Zbot69 From Hong Kong, joined May 2009, 153 posts, RR: 0
Reply 19, posted (5 years 2 months 2 weeks 6 days 3 hours ago) and read 7557 times:
Quoting Silver1SWA (Reply 15): I think we need a Masterclass thread devoted to color and color management. Getting colors right absolutely drives me nuts! Which is funny because I don't think I have ever received a color rejection. lol
I would like to second the motion. Fiddling with colors and finding the proper adjustments is a real nightmare, especially when different monitors show colors differently.
And on night photography... I try to find nights that are cloudless, and have moon light. I've found that, especially around airports at night, a lot of ambient light bounces back off of clouds and detroys shots. Particularly in a place like Hong Kong where the skies are almost permanently embedded with who-knows-what kind of industrial pollutants.
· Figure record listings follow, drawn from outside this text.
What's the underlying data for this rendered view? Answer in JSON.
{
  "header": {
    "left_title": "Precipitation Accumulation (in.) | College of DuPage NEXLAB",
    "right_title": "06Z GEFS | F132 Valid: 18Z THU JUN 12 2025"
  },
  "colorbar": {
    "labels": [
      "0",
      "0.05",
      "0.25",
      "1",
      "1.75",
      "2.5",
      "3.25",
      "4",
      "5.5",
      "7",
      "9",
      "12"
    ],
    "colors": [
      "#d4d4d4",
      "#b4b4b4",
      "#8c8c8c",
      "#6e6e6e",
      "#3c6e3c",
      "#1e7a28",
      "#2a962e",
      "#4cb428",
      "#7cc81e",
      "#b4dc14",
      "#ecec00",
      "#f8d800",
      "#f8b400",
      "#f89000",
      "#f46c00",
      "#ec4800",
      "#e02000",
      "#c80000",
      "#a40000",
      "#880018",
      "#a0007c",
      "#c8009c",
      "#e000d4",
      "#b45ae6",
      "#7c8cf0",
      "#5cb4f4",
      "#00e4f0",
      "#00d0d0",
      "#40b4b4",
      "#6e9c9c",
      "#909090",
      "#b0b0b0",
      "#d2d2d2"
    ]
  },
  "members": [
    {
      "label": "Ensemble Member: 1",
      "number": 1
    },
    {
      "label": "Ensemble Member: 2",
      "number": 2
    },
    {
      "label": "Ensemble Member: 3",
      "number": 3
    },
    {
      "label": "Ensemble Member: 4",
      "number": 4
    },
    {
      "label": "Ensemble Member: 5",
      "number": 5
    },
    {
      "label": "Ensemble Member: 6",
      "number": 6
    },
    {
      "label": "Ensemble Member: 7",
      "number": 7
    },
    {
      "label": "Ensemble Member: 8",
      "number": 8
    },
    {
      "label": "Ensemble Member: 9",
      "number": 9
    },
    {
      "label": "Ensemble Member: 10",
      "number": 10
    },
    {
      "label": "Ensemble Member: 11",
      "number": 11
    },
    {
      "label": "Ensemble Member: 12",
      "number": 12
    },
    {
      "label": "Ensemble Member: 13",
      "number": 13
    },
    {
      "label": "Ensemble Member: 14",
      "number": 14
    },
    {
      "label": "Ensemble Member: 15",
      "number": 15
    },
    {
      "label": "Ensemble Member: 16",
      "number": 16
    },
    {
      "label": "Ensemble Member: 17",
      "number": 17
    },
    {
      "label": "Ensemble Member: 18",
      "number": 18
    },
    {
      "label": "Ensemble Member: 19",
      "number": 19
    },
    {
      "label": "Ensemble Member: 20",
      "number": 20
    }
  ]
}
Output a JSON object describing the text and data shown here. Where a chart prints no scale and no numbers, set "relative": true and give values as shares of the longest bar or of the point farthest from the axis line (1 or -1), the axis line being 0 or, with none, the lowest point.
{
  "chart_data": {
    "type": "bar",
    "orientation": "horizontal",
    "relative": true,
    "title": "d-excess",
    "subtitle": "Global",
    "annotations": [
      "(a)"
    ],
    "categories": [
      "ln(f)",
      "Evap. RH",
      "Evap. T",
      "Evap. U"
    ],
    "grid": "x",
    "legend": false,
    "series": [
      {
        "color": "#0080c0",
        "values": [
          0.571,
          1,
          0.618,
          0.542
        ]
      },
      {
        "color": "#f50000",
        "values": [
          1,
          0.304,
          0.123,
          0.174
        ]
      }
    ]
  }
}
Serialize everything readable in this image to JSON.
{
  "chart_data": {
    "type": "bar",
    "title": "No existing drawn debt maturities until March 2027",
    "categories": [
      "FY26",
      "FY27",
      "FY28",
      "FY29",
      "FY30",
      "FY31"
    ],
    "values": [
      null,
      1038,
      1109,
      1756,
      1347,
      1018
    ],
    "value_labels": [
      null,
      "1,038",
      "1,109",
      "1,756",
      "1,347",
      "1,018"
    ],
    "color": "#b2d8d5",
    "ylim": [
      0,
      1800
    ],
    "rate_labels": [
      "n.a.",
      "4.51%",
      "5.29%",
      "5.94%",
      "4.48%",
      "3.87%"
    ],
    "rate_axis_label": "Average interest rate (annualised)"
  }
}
And I prefer shooting around twilight to maximize the effects of setting sunlight. In short... I've found it not much worth my time to pack up all the gear on any random night and hope to take decent night time shots. Night time photography is challenging enough as it is. I prefer to stack the elements in my favor when I do make the effort.
Dvincent From United States of America, joined Jan 2007, 1758 posts, RR: 10
Reply 20, posted (5 years 2 months 2 weeks 6 days 2 hours ago) and read 7532 times:
Quoting RonS (Reply 9): So I have to ask, why is this not approved? To me it is similar to cloning out a dust spot in the sky. My lens (70-200 f/4's, 28-105, 50MM 1.8) all make these ghost lights.
do you use UV filters on your lenses? If so, remove them.
Quoting Whisperjet (Reply 18): Correct, but that never worked for me. When I clicked in a black or white area the result was much closer to what I think it should be like than using a neutral area. I usually try a lot of areas until the result looks acceptable to me.
It depends on the logic of the white balance clicker. Adobe's WB clicker expects an 18% gray neutral. If you have a color checker, gray card, etc. this is what you'd click it on. Many gray paints are not truly neutral grays, they are in fact warm or cool grays. This affects the balance done by the clicker. The one in the LH scheme is a fairly cool gray, for instance. A gray card or XRite colorchecker is the best idea for a test frame so you can get a good point of reference.
The only times I've had to shoot night shots were for static private jets, and I have an Xrite balance card (gray, white, black stripes) to give me a reference point.
The problem is that a lot of airport lights are these sodium vapor lights that don't really produce color all that well, so balancing for them is a tricky act because you're creating a bit of a facsimile of "white light." There's a lot of spectrum missing from these, so colors might look a little weird or off even if you've gotten the white balance correct.